Back to the shore. Peace made with friend. Higher something achieved after the dark night. Or so I think. Learned my lesson. Or so I think. Been too greedy to spend my time on others, perhaps? Yet hope for relationships to just blossom out of dry clay.
It's not too late. Or so I hope.
And now for something completely different. When you wear your new/old/goshwhydidibuythis shirt, and read the label that says, "Made in Bangladesh", do you ever imagine who was this person who made this shirt for you? It's weird how buying something in a store removes any credit you would give to a person who actually made it. Yea, I know, not a new thought.. but when you really, really think into it, someone far-far away was sewing this shirt together, which you eventually would buy, so at that moment when they were sewing it, they were actually sewing it for you.
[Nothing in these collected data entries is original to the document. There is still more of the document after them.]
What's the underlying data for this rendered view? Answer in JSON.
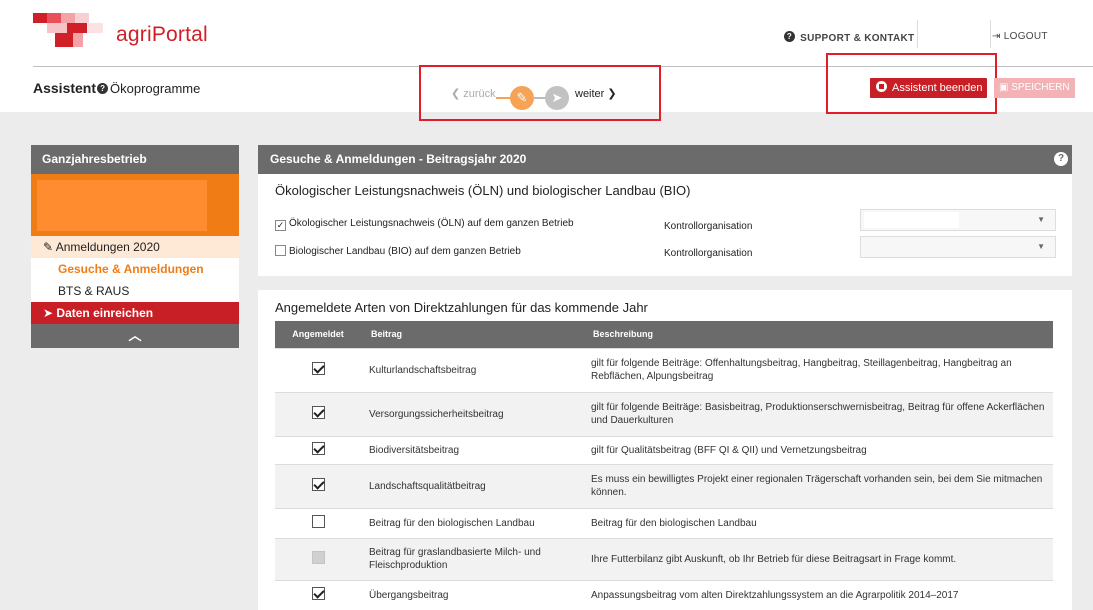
{
  "header": {
    "brand_prefix": "agri",
    "brand_suffix": "Portal",
    "support_label": "SUPPORT & KONTAKT",
    "logout_label": "LOGOUT",
    "assistant_label": "Assistent",
    "assistant_sub": "Ökoprogramme"
  },
  "wizard": {
    "back_label": "zurück",
    "next_label": "weiter"
  },
  "actions": {
    "end_label": "Assistent beenden",
    "save_label": "SPEICHERN"
  },
  "sidebar": {
    "title": "Ganzjahresbetrieb",
    "items": [
      {
        "label": "Anmeldungen 2020"
      },
      {
        "label": "Gesuche & Anmeldungen"
      },
      {
        "label": "BTS & RAUS"
      },
      {
        "label": "Daten einreichen"
      }
    ]
  },
  "panel1": {
    "header": "Gesuche & Anmeldungen - Beitragsjahr 2020",
    "title": "Ökologischer Leistungsnachweis (ÖLN) und biologischer Landbau (BIO)",
    "rows": [
      {
        "label": "Ökologischer Leistungsnachweis (ÖLN) auf dem ganzen Betrieb",
        "control": "Kontrollorganisation",
        "checked": true
      },
      {
        "label": "Biologischer Landbau (BIO) auf dem ganzen Betrieb",
        "control": "Kontrollorganisation",
        "checked": false
      }
    ]
  },
  "panel2": {
    "title": "Angemeldete Arten von Direktzahlungen für das kommende Jahr",
    "columns": [
      "Angemeldet",
      "Beitrag",
      "Beschreibung"
    ],
    "rows": [
      {
        "state": "checked",
        "beitrag": "Kulturlandschaftsbeitrag",
        "beschreibung": "gilt für folgende Beiträge: Offenhaltungsbeitrag, Hangbeitrag, Steillagenbeitrag, Hangbeitrag an Rebflächen, Alpungsbeitrag"
      },
      {
        "state": "checked",
        "beitrag": "Versorgungssicherheitsbeitrag",
        "beschreibung": "gilt für folgende Beiträge: Basisbeitrag, Produktionserschwernisbeitrag, Beitrag für offene Ackerflächen und Dauerkulturen"
      },
      {
        "state": "checked",
        "beitrag": "Biodiversitätsbeitrag",
        "beschreibung": "gilt für Qualitätsbeitrag (BFF QI & QII) und Vernetzungsbeitrag"
      },
      {
        "state": "checked",
        "beitrag": "Landschaftsqualitätbeitrag",
        "beschreibung": "Es muss ein bewilligtes Projekt einer regionalen Trägerschaft vorhanden sein, bei dem Sie mitmachen können."
      },
      {
        "state": "unchecked",
        "beitrag": "Beitrag für den biologischen Landbau",
        "beschreibung": "Beitrag für den biologischen Landbau"
      },
      {
        "state": "disabled",
        "beitrag": "Beitrag für graslandbasierte Milch- und Fleischproduktion",
        "beschreibung": "Ihre Futterbilanz gibt Auskunft, ob Ihr Betrieb für diese Beitragsart in Frage kommt."
      },
      {
        "state": "checked",
        "beitrag": "Übergangsbeitrag",
        "beschreibung": "Anpassungsbeitrag vom alten Direktzahlungssystem an die Agrarpolitik 2014–2017"
      }
    ]
  },
  "colors": {
    "brand_red": "#d01f26",
    "orange": "#f07c16",
    "header_gray": "#6b6b6b",
    "highlight_red": "#e11d2a"
  },
  "icons": [
    "logo-icon",
    "question-icon",
    "sign-out-icon",
    "chevron-left-icon",
    "pencil-icon",
    "paper-plane-icon",
    "chevron-right-icon",
    "stop-icon",
    "save-icon",
    "help-icon",
    "chevron-up-icon",
    "caret-down-icon"
  ]
}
That is, if you are not very strict with the concept of the order in which things happen and the time it takes for these things to happen. And there are other, darker thoughts I have when thinking of this and Bangladesh, but it's just too sad to go hang out with those thoughts.
What's even more weird, if you were to go to Bangladesh as a tourist, you'd probably buy some handmade thingie from the locals, and with a careful smile you'll be trying to say ''thank you" in broken Bengali that you learned while on your trip. And all this gives me a dull, throbbing feeling of guilt, because anyways I'm not going to do anything about it and just continue buying STUFF!